Cloud price war intensifies

Cloud computing is often applauded for the affordability that it can offer to businesses and consumers, although there are also those who contest the cost-effectiveness of cloud deployment, often because this discussion can be had in such broad terms, as to render different arguments completely oppositional, yet equally valid.

However, when looking at the cloud providers that are operating on an industrial scale and servicing some of the largest companies in the world, it is clear that an intense price war has been initiated and continues to rage.

Network World reports that a variety of the world’s biggest cloud companies, including Google and Amazon, have been racing to slash costs for capacity and access.

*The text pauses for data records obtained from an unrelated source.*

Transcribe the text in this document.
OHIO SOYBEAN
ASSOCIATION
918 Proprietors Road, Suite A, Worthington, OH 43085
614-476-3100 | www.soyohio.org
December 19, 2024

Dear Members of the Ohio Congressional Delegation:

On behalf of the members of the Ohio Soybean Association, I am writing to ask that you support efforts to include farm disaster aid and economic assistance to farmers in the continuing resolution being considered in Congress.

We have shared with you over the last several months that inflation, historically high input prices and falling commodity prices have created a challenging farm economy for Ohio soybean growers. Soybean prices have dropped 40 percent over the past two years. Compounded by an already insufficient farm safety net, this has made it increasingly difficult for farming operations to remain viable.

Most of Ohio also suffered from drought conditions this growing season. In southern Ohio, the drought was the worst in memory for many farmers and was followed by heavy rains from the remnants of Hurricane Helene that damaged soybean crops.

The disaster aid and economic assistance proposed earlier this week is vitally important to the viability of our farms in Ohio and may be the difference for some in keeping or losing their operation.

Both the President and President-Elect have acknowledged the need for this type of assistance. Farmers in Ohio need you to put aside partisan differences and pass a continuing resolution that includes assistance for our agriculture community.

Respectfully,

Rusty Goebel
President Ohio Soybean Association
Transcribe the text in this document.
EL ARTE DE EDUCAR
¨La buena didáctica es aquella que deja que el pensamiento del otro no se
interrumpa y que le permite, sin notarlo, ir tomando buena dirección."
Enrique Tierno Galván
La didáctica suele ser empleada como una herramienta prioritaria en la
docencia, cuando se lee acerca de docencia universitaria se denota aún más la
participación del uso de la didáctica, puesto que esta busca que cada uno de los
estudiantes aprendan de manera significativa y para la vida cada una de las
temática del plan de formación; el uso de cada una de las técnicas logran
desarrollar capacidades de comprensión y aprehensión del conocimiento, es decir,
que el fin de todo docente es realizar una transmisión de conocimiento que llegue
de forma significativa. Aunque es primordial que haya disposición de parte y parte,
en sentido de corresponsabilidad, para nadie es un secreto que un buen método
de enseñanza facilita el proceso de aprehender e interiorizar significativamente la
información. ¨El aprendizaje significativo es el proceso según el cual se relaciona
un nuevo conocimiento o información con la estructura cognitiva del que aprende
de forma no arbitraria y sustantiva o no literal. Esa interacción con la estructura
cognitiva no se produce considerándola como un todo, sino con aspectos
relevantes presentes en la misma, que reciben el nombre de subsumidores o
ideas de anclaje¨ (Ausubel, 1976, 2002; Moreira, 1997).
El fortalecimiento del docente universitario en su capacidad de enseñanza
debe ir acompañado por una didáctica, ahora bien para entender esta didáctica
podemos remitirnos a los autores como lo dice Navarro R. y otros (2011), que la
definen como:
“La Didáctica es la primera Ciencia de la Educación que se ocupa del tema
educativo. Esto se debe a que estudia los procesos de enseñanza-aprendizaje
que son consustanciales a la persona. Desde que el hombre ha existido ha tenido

This healthy competition is obviously good news for cloud customers because it means there is always the incentive for providers to undercut rivals and give you a better deal.

However, it might be problematic from a certain perspective, if just one or two major companies are able to monopolise the market by squeezing out smaller players via unsustainable price reductions.

Because cloud computing has effectively become a utility, prices are being cut on things like the cost of individual virtual machines and even the hourly value of using additional storage capacity or processing power.

This gives companies the opportunity to harness completely flexible and scalable IT platforms and use them for whatever purpose they require, without breaking the bank.

If cloud prices continue to slide, then they will surely level out eventually, although there have been double-digit reductions from big firms in recent months, which suggest that aggressive reductions are still on the cards.

Some companies remain sceptical about the cloud, but eagerness to adopt will increase just as prices of usage are cut. This, more than anything, could shape usage in the future.